President Barack Obama’s pledge to significantly reorganize federal agencies is already taking shape.
“My administration will develop a proposal to merge, consolidate and reorganize the federal government in a way that best serves the goal of a more competitive America,” Obama said, in a noted passage of his State of the Union address earlier this week. “I will submit that proposal to Congress for a vote – and we will push to get it passed.”
As evidence of an overly complicated network of government agencies with often redundant tasks, Obama cited the complicated web of government agencies with duplicative tasks. Case in point: regulations surrounding surrounding salmon.
“The Interior Department is in charge of salmon while they’re in fresh water, but the Commerce Department handles them in when they’re in saltwater,” he explained. “And I hear it gets even more complicated once they’re smoked.”
According to a report on Federal Computer Week, White House Press Secretary Robert Gibbs told reporters the administration hadn’t yet decided what official would lead the reorganization efforts.
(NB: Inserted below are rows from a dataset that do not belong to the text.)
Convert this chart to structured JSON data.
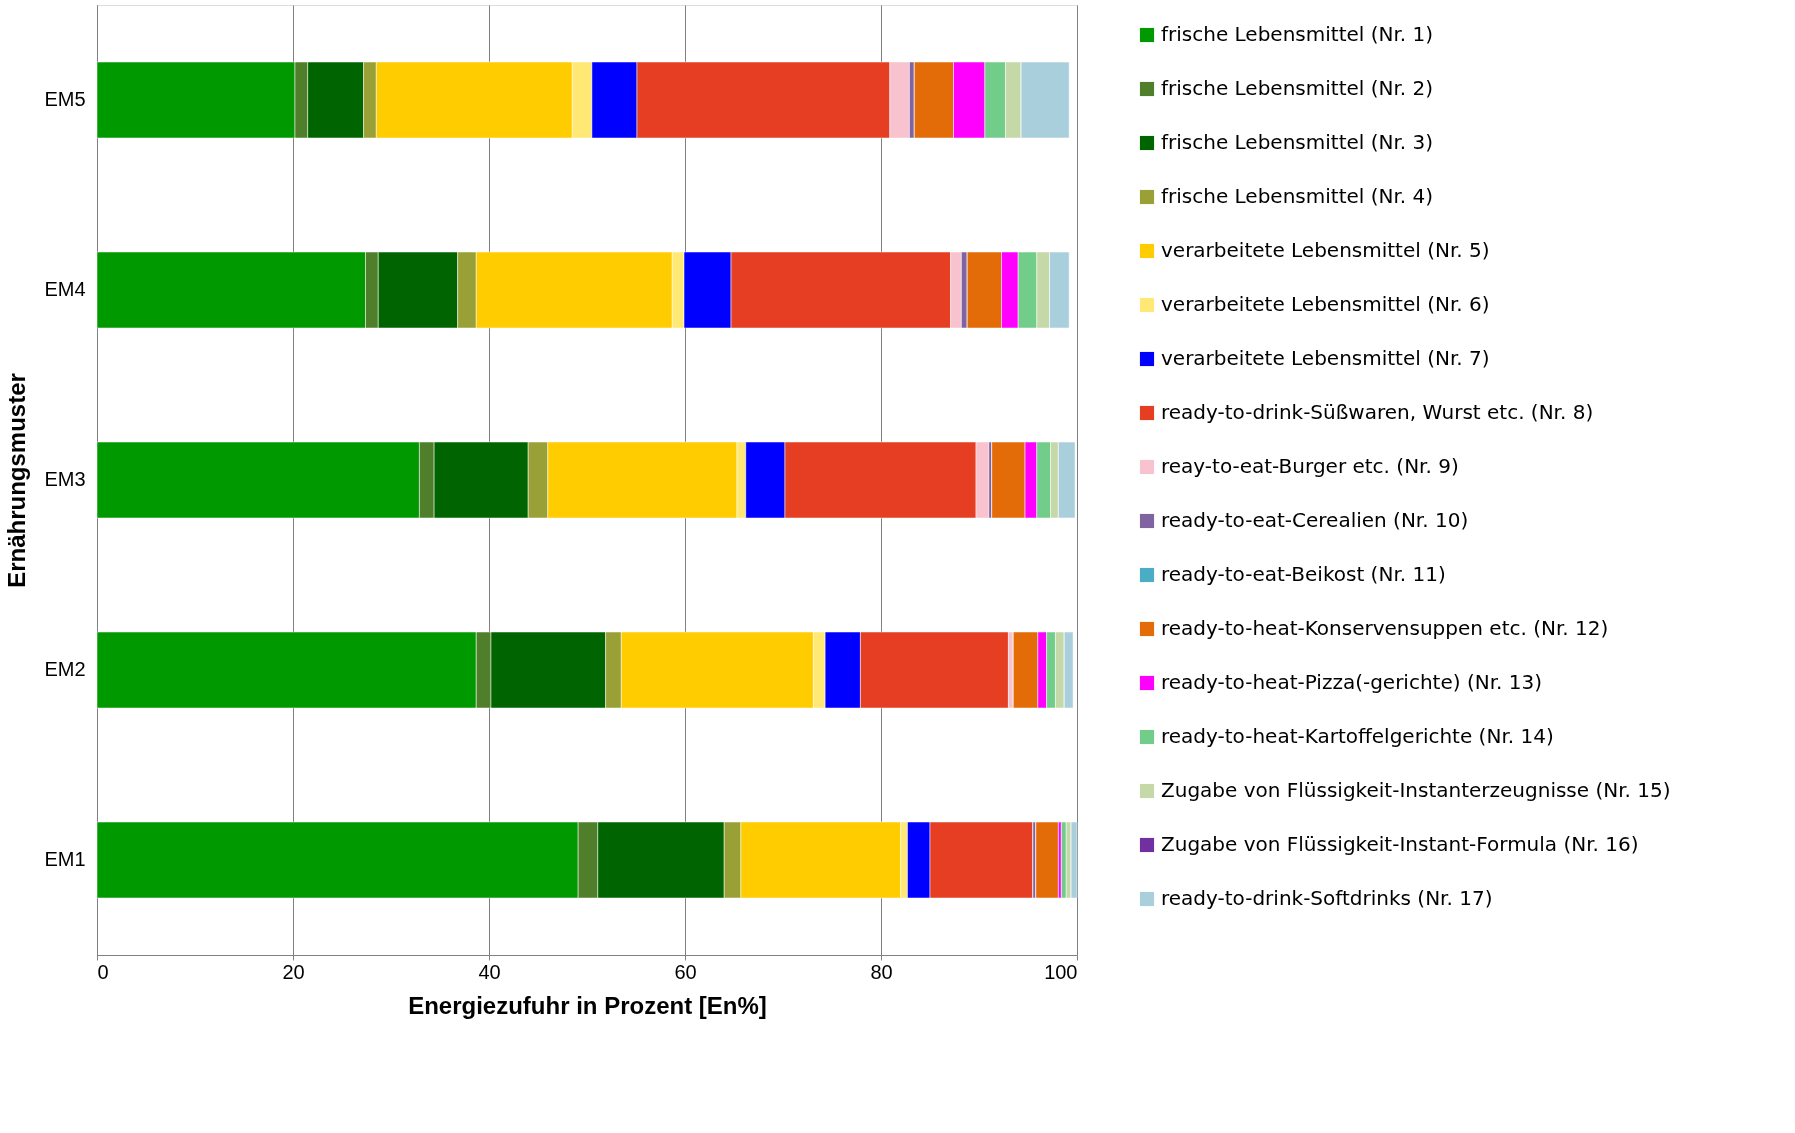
{
  "chart_data": {
    "type": "bar",
    "orientation": "horizontal",
    "stacked": true,
    "xlabel": "Energiezufuhr in Prozent [En%]",
    "ylabel": "Ernährungsmuster",
    "categories": [
      "EM5",
      "EM4",
      "EM3",
      "EM2",
      "EM1"
    ],
    "xlim": [
      0,
      100
    ],
    "xticks": [
      0,
      20,
      40,
      60,
      80,
      100
    ],
    "grid": "x",
    "legend": "right",
    "series": [
      {
        "name": "frische Lebensmittel (Nr. 1)",
        "color": "#009900",
        "values": [
          20.2,
          27.4,
          32.9,
          38.7,
          49.1
        ]
      },
      {
        "name": "frische Lebensmittel (Nr. 2)",
        "color": "#4f7f2b",
        "values": [
          1.3,
          1.3,
          1.5,
          1.5,
          2.0
        ]
      },
      {
        "name": "frische Lebensmittel (Nr. 3)",
        "color": "#006400",
        "values": [
          5.7,
          8.1,
          9.6,
          11.7,
          12.9
        ]
      },
      {
        "name": "frische Lebensmittel (Nr. 4)",
        "color": "#99a136",
        "values": [
          1.3,
          1.9,
          2.0,
          1.6,
          1.7
        ]
      },
      {
        "name": "verarbeitete Lebensmittel (Nr. 5)",
        "color": "#ffcc00",
        "values": [
          20.0,
          20.0,
          19.3,
          19.6,
          16.3
        ]
      },
      {
        "name": "verarbeitete Lebensmittel (Nr. 6)",
        "color": "#ffe874",
        "values": [
          2.0,
          1.2,
          0.9,
          1.2,
          0.7
        ]
      },
      {
        "name": "verarbeitete Lebensmittel (Nr. 7)",
        "color": "#0000ff",
        "values": [
          4.6,
          4.8,
          4.0,
          3.6,
          2.3
        ]
      },
      {
        "name": "ready-to-drink-Süßwaren, Wurst etc. (Nr. 8)",
        "color": "#e53e23",
        "values": [
          25.8,
          22.4,
          19.5,
          15.1,
          10.5
        ]
      },
      {
        "name": "reay-to-eat-Burger etc. (Nr. 9)",
        "color": "#f8c2cf",
        "values": [
          2.0,
          1.1,
          1.3,
          0.5,
          0.0
        ]
      },
      {
        "name": "ready-to-eat-Cerealien (Nr. 10)",
        "color": "#8064a2",
        "values": [
          0.5,
          0.6,
          0.3,
          0.0,
          0.3
        ]
      },
      {
        "name": "ready-to-eat-Beikost (Nr. 11)",
        "color": "#4bacc6",
        "values": [
          0,
          0,
          0,
          0,
          0
        ]
      },
      {
        "name": "ready-to-heat-Konservensuppen etc. (Nr. 12)",
        "color": "#e36c09",
        "values": [
          4.0,
          3.5,
          3.4,
          2.5,
          2.3
        ]
      },
      {
        "name": "ready-to-heat-Pizza(-gerichte) (Nr. 13)",
        "color": "#ff00ff",
        "values": [
          3.2,
          1.7,
          1.2,
          0.9,
          0.3
        ]
      },
      {
        "name": "ready-to-heat-Kartoffelgerichte (Nr. 14)",
        "color": "#72cd8b",
        "values": [
          2.1,
          1.9,
          1.4,
          0.9,
          0.5
        ]
      },
      {
        "name": "Zugabe von Flüssigkeit-Instanterzeugnisse (Nr. 15)",
        "color": "#c5d9a8",
        "values": [
          1.6,
          1.3,
          0.8,
          0.9,
          0.5
        ]
      },
      {
        "name": "Zugabe von Flüssigkeit-Instant-Formula (Nr. 16)",
        "color": "#7030a0",
        "values": [
          0,
          0,
          0,
          0,
          0
        ]
      },
      {
        "name": "ready-to-drink-Softdrinks (Nr. 17)",
        "color": "#aacfdc",
        "values": [
          4.9,
          2.0,
          1.7,
          0.9,
          0.6
        ]
      }
    ]
  }
}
“But I think given the fiscal times that we’re in, this makes a lot of sense right now – not just to meet the challenges but in understanding that we all agree that we are going to have to cut the amount of money government spends,” he said, according to FCW.
John Kamensky, a senior fellow with the IBM Center for the Business of Government has some advice for the administration: Don’t go it alone.
“Congress needs to play an active role and reorganize itself, if any executive branch reorganization is to be successful,” he wrote in a blog post.